Въ дворцы роскошные входилъ,
Въ лачуги жалкія спускался,
Къ зубцамъ монастыря взбирался,
И все, что видѣлъ, отравилъ.

Мы же, видя человѣка, который всю жизнь свою построилъ на этомъ, не можемъ ничего испытывать, кромѣ отвращенія и презрительной усмѣшки.

Старый романтическій Донъ Жуанъ безвозвратно умеръ, какъ умерли временныя условія, создавшія его жизненный и литературный типъ. Въ современной обстановкѣ типъ Донъ Жуана не имѣетъ даже того мѣстнаго случайно-историческаго очарованія, какимъ онъ былъ окутанъ въ [203]романтическую эпоху, его создавшую. Какъ ни украшаютъ его современные художники исключительными качествами, дѣлающими его избранникомъ среди несносныхъ плебеевъ, онъ уже не можетъ завладѣть нашими симпатіями, какъ Донъ Жуанъ старыхъ дней.

Не то отталкиваетъ насъ въ Донъ Жуанѣ, что онъ любилъ многихъ женщинъ, а то, что онъ смѣшалъ любовь съ обманомъ.

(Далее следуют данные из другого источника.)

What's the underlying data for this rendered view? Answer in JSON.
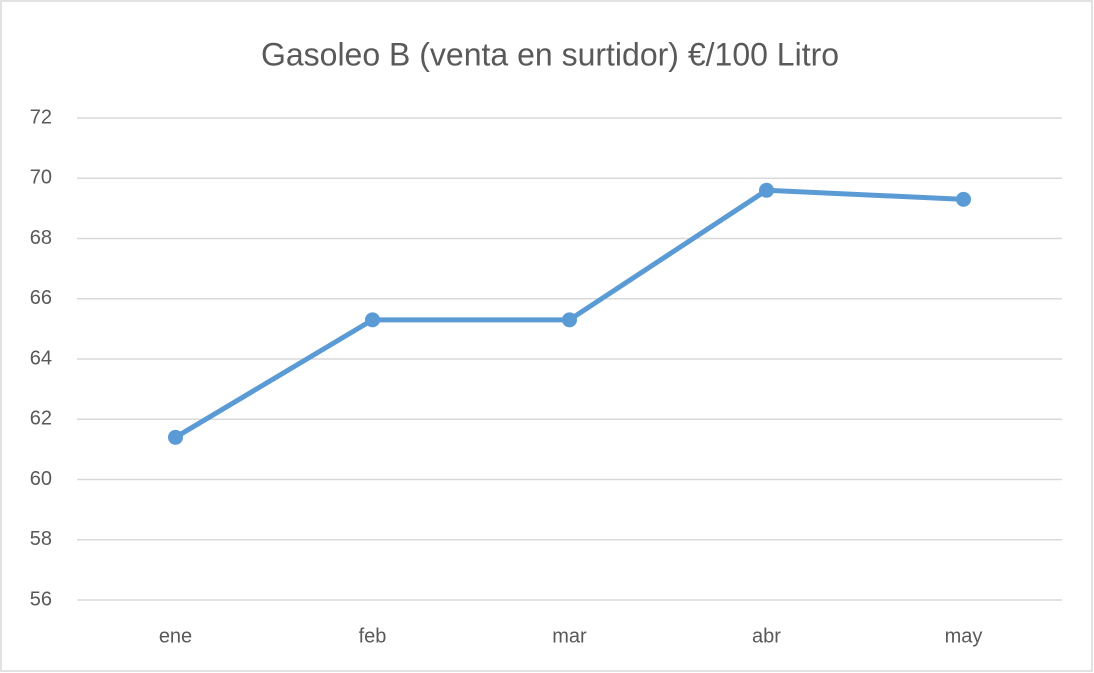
{
  "chart_data": {
    "type": "line",
    "title": "Gasoleo B (venta en surtidor) €/100 Litro",
    "categories": [
      "ene",
      "feb",
      "mar",
      "abr",
      "may"
    ],
    "series": [
      {
        "name": "Gasoleo B",
        "color": "#5b9bd5",
        "values": [
          61.4,
          65.3,
          65.3,
          69.6,
          69.3
        ]
      }
    ],
    "ylim": [
      56,
      72
    ],
    "yticks": [
      56,
      58,
      60,
      62,
      64,
      66,
      68,
      70,
      72
    ],
    "grid": true
  }
}
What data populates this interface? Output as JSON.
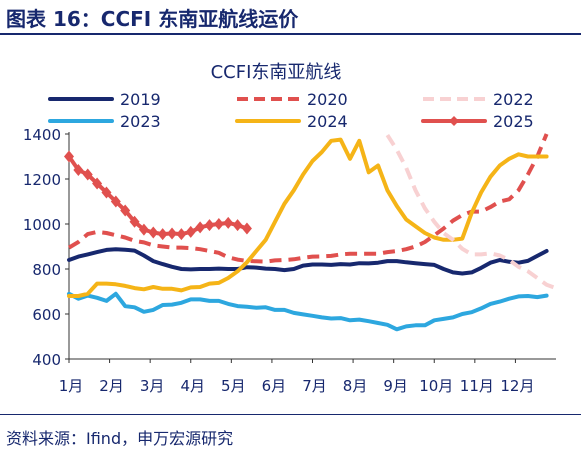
{
  "figure": {
    "header": "图表 16：CCFI 东南亚航线运价",
    "source": "资料来源：Ifind，申万宏源研究"
  },
  "chart_data": {
    "type": "line",
    "title": "CCFI东南亚航线",
    "xlabel": "",
    "ylabel": "",
    "x_ticks": [
      "1月",
      "2月",
      "3月",
      "4月",
      "5月",
      "6月",
      "7月",
      "8月",
      "9月",
      "10月",
      "11月",
      "12月"
    ],
    "y_ticks": [
      400,
      600,
      800,
      1000,
      1200,
      1400
    ],
    "ylim": [
      400,
      1400
    ],
    "xlim": [
      1,
      53
    ],
    "x_unit": "week of year",
    "grid": false,
    "legend_position": "top",
    "series": [
      {
        "name": "2019",
        "color": "#17286e",
        "style": "solid",
        "x": [
          1,
          2,
          3,
          4,
          5,
          6,
          7,
          8,
          9,
          10,
          11,
          12,
          13,
          14,
          15,
          16,
          17,
          18,
          19,
          20,
          21,
          22,
          23,
          24,
          25,
          26,
          27,
          28,
          29,
          30,
          31,
          32,
          33,
          34,
          35,
          36,
          37,
          38,
          39,
          40,
          41,
          42,
          43,
          44,
          45,
          46,
          47,
          48,
          49,
          50,
          51,
          52
        ],
        "y": [
          840,
          855,
          865,
          875,
          885,
          888,
          886,
          882,
          860,
          835,
          822,
          810,
          800,
          798,
          800,
          800,
          802,
          800,
          800,
          808,
          806,
          802,
          800,
          795,
          800,
          815,
          820,
          820,
          818,
          822,
          820,
          826,
          825,
          828,
          835,
          835,
          830,
          826,
          822,
          818,
          800,
          785,
          780,
          785,
          805,
          828,
          840,
          832,
          828,
          836,
          858,
          880
        ]
      },
      {
        "name": "2020",
        "color": "#e0504e",
        "style": "dash",
        "x": [
          1,
          2,
          3,
          4,
          5,
          6,
          7,
          8,
          9,
          10,
          11,
          12,
          13,
          14,
          15,
          16,
          17,
          18,
          19,
          20,
          21,
          22,
          23,
          24,
          25,
          26,
          27,
          28,
          29,
          30,
          31,
          32,
          33,
          34,
          35,
          36,
          37,
          38,
          39,
          40,
          41,
          42,
          43,
          44,
          45,
          46,
          47,
          48,
          49,
          50,
          51,
          52
        ],
        "y": [
          895,
          920,
          955,
          965,
          960,
          950,
          940,
          925,
          918,
          905,
          900,
          895,
          895,
          893,
          888,
          880,
          872,
          852,
          842,
          836,
          834,
          833,
          838,
          840,
          843,
          850,
          855,
          856,
          858,
          865,
          868,
          868,
          868,
          868,
          875,
          880,
          888,
          900,
          920,
          950,
          980,
          1015,
          1040,
          1055,
          1055,
          1075,
          1100,
          1110,
          1150,
          1220,
          1300,
          1400
        ]
      },
      {
        "name": "2022",
        "color": "#f8d1d2",
        "style": "dash",
        "x": [
          35,
          36,
          37,
          38,
          39,
          40,
          41,
          42,
          43,
          44,
          45,
          46,
          47,
          48,
          49,
          50,
          51,
          52,
          53
        ],
        "y": [
          1395,
          1330,
          1250,
          1150,
          1070,
          1010,
          960,
          930,
          890,
          865,
          865,
          870,
          860,
          840,
          810,
          790,
          760,
          730,
          715
        ]
      },
      {
        "name": "2023",
        "color": "#2da7df",
        "style": "solid",
        "x": [
          1,
          2,
          3,
          4,
          5,
          6,
          7,
          8,
          9,
          10,
          11,
          12,
          13,
          14,
          15,
          16,
          17,
          18,
          19,
          20,
          21,
          22,
          23,
          24,
          25,
          26,
          27,
          28,
          29,
          30,
          31,
          32,
          33,
          34,
          35,
          36,
          37,
          38,
          39,
          40,
          41,
          42,
          43,
          44,
          45,
          46,
          47,
          48,
          49,
          50,
          51,
          52
        ],
        "y": [
          690,
          668,
          682,
          672,
          658,
          690,
          635,
          630,
          610,
          618,
          640,
          642,
          650,
          665,
          665,
          658,
          658,
          645,
          635,
          632,
          628,
          630,
          618,
          618,
          605,
          598,
          592,
          585,
          580,
          582,
          572,
          575,
          568,
          560,
          552,
          532,
          545,
          550,
          550,
          572,
          578,
          585,
          600,
          608,
          625,
          645,
          655,
          668,
          678,
          680,
          675,
          682
        ]
      },
      {
        "name": "2024",
        "color": "#f5b417",
        "style": "solid",
        "x": [
          1,
          2,
          3,
          4,
          5,
          6,
          7,
          8,
          9,
          10,
          11,
          12,
          13,
          14,
          15,
          16,
          17,
          18,
          19,
          20,
          21,
          22,
          23,
          24,
          25,
          26,
          27,
          28,
          29,
          30,
          31,
          32,
          33,
          34,
          35,
          36,
          37,
          38,
          39,
          40,
          41,
          42,
          43,
          44,
          45,
          46,
          47,
          48,
          49,
          50,
          51,
          52
        ],
        "y": [
          680,
          680,
          690,
          735,
          735,
          732,
          725,
          715,
          710,
          720,
          712,
          712,
          705,
          718,
          720,
          735,
          738,
          760,
          790,
          830,
          880,
          930,
          1010,
          1090,
          1150,
          1220,
          1280,
          1320,
          1370,
          1375,
          1290,
          1370,
          1230,
          1260,
          1150,
          1080,
          1020,
          990,
          960,
          940,
          930,
          930,
          935,
          1050,
          1140,
          1210,
          1260,
          1290,
          1310,
          1300,
          1300,
          1300
        ]
      },
      {
        "name": "2025",
        "color": "#e0504e",
        "style": "diamond",
        "x": [
          1,
          2,
          3,
          4,
          5,
          6,
          7,
          8,
          9,
          10,
          11,
          12,
          13,
          14,
          15,
          16,
          17,
          18,
          19,
          20
        ],
        "y": [
          1300,
          1240,
          1220,
          1180,
          1140,
          1100,
          1060,
          1010,
          975,
          962,
          955,
          958,
          955,
          965,
          985,
          995,
          1000,
          1005,
          995,
          980
        ]
      }
    ]
  }
}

Однако, все ли въ этомъ, и дѣйствительно ли умеръ Донъ Жуанъ? Почему наша мысль такъ упорно возвращается къ къ этому образу? Почему ни пошлыя литературныя его варіаціи, въ стилѣ Мольера, ни отвратительныя жизненныя карикатуры на него въ будничной реальности, не могутъ убить въ нашей душѣ невольнаго влеченія къ соблазнителю?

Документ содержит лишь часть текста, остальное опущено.